It’s 2013, and I can proudly say that I got it right on the first try. It’s usually mid-February before I stop writing the date with the previous year.
Many of you will start law school in 2013, while others will be applying come fall. If you’re planning to start next year and have yet to apply, it’s time to get a move on. Your law school application is definitely on the late side, and many schools have impending deadlines. Check to make sure you’re ahead of that, and then finish up your law school personal statement. You’re going to need supernatural help if you don’t have your letters of recommendation in yet.
For those of you who don’t need some type of montage to get your law school applications in on time (i.e. you’re applying next year or have already applied), what’s the rest of the current admissions season and next year going to look like?
Numbers will continue to fall. Fewer people are sitting for the LSAT, which suggests fewer people are applying to law school. That should make it easier to gain admission, as law schools won’t shrink their classes nearly as much as the applicant pool is shrinking.

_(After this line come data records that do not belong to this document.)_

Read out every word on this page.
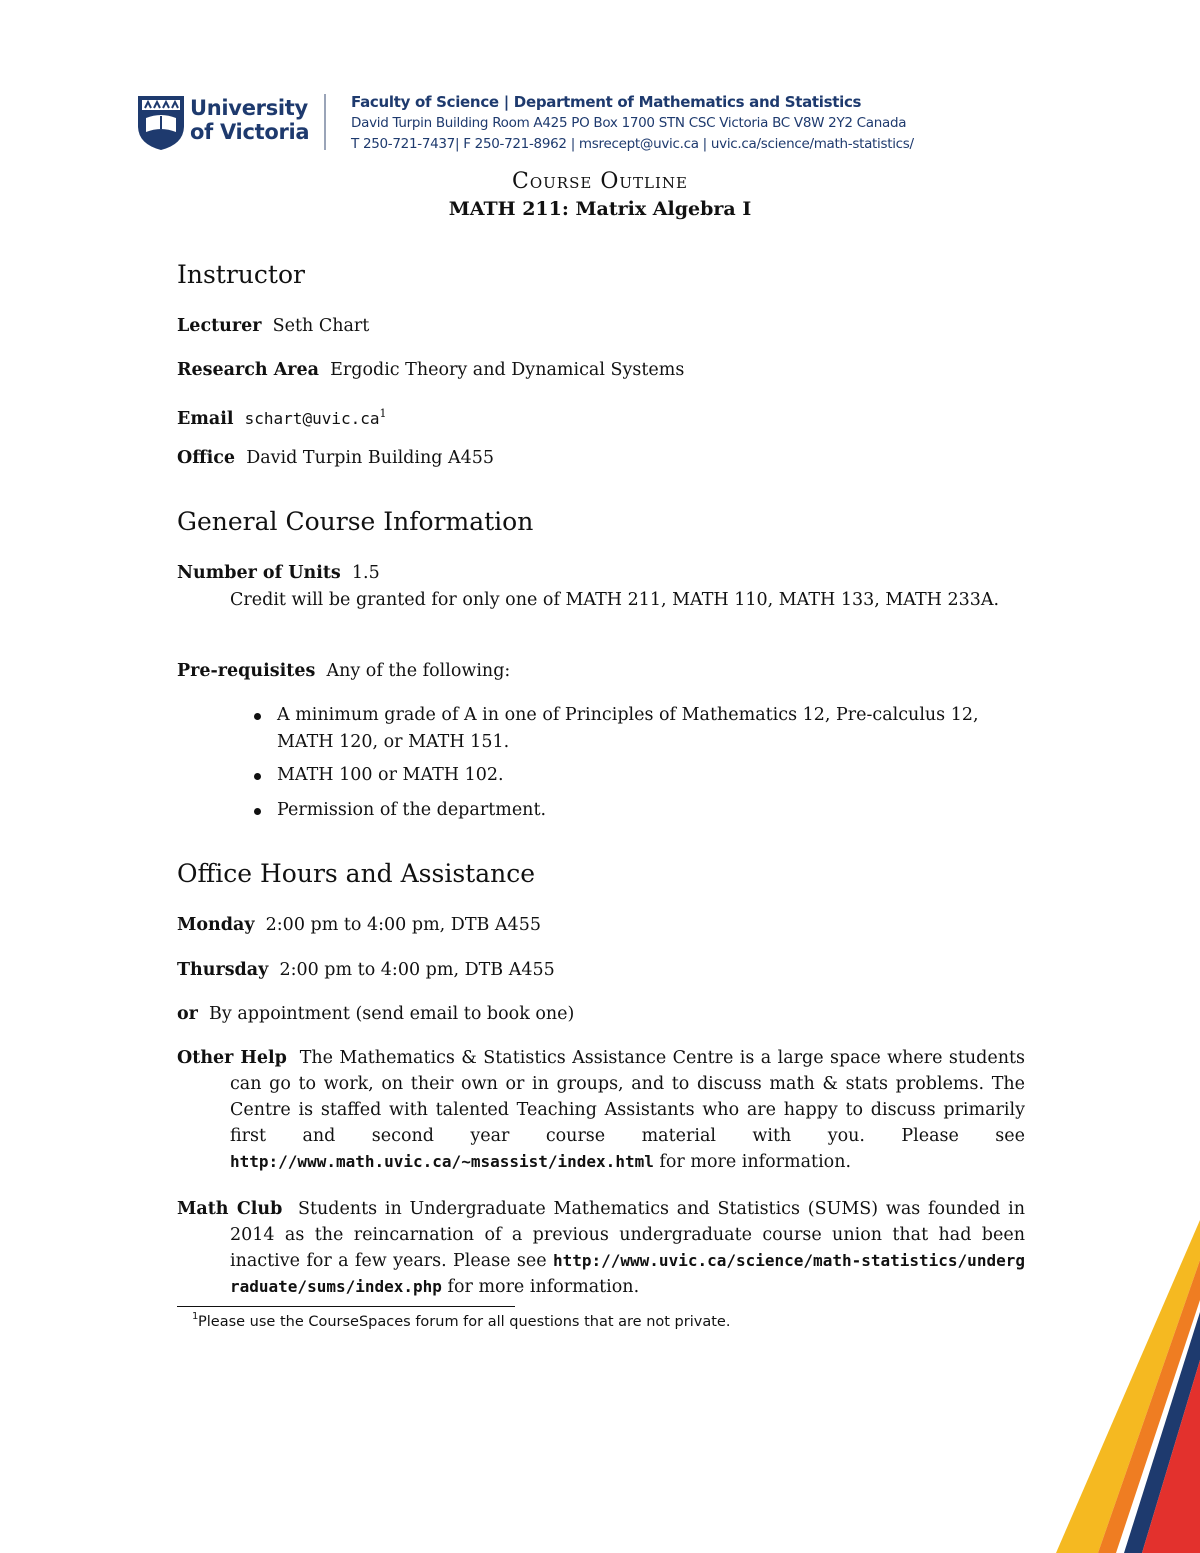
University
of Victoria
Faculty of Science | Department of Mathematics and Statistics
David Turpin Building Room A425 PO Box 1700 STN CSC Victoria BC V8W 2Y2 Canada
T 250-721-7437| F 250-721-8962 | msrecept@uvic.ca | uvic.ca/science/math-statistics/
Course Outline
MATH 211: Matrix Algebra I
Instructor
Lecturer Seth Chart
Research Area Ergodic Theory and Dynamical Systems
Email $schart@uvic.ca^1$
Office David Turpin Building A455
General Course Information
Number of Units 1.5
Credit will be granted for only one of MATH 211, MATH 110, MATH 133, MATH 233A.
Pre-requisites Any of the following:
A minimum grade of A in one of Principles of Mathematics 12, Pre-calculus 12, MATH 120, or MATH 151.
MATH 100 or MATH 102.
Permission of the department.
Office Hours and Assistance
Monday 2:00 pm to 4:00 pm, DTB A455
Thursday 2:00 pm to 4:00 pm, DTB A455
or By appointment (send email to book one)
Other Help The Mathematics & Statistics Assistance Centre is a large space where students can go to work, on their own or in groups, and to discuss math & stats problems. The Centre is staffed with talented Teaching Assistants who are happy to discuss primarily first and second year course material with you. Please see http://www.math.uvic.ca/~msassist/index.html for more information.
Math Club Students in Undergraduate Mathematics and Statistics (SUMS) was founded in 2014 as the reincarnation of a previous undergraduate course union that had been inactive for a few years. Please see http://www.uvic.ca/science/math-statistics/undergraduate/sums/index.php for more information.
1 Please use the CourseSpaces forum for all questions that are not private.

For those who have applied (or will apply) for 2013 enrollment, expect it to be the year of the waitlist. Law schools kept admissions open well past their normal deadlines last year to fill their classes. They were blind-sided a bit by the tremendous decline in law school applicants, so they needed to fill their classes somehow. This most likely poached a lot of their potential applicants from this year, so they’ll have trouble predicting class yields. If you get waitlisted this year, definitely follow up with some Letters of Continued Interest, maybe a new letter of recommendation, and a respectable amount of groveling.

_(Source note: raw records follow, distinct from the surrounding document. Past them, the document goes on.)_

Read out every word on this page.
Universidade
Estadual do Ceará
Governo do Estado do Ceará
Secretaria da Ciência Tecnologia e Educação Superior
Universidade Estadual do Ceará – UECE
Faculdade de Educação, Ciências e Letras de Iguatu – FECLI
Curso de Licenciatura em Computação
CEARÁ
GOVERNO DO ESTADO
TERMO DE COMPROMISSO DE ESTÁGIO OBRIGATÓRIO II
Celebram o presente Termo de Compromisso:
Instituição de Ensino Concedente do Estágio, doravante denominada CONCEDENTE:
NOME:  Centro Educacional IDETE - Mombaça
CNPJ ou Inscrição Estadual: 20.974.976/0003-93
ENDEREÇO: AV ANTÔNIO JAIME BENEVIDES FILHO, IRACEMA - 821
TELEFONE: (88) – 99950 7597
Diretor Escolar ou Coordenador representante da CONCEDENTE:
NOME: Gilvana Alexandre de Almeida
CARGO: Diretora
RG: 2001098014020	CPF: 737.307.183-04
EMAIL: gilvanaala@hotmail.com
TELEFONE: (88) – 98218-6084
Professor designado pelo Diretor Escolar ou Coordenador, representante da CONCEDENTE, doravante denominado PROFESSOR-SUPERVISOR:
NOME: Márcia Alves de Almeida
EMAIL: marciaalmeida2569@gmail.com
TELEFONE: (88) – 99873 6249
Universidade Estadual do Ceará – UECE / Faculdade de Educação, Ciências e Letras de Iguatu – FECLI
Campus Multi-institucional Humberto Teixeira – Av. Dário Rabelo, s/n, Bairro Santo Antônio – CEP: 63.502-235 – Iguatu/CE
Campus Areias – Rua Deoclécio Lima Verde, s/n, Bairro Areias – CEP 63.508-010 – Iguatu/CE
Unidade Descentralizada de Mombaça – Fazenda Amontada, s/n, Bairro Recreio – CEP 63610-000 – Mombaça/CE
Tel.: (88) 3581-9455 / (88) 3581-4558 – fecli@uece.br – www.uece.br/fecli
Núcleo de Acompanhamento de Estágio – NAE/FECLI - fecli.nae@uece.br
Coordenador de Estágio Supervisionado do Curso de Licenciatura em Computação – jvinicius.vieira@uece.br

For those applying this fall, expect law schools to have adjusted to the decreasing numbers. Law school admissions departments are pretty savvy with numbers, and they’ll have several years of data and experience to adjust. While the required GPA and LSAT will dip a bit from previous years (thus making it easier to gain enrollment), expect the law school admissions season to roll out as it has in the past. This means the same pattern of acceptances, the increase in difficulty of getting in from the waitlist, and the huge benefit of applying early.
Needless to say, 2013 should be an interesting year.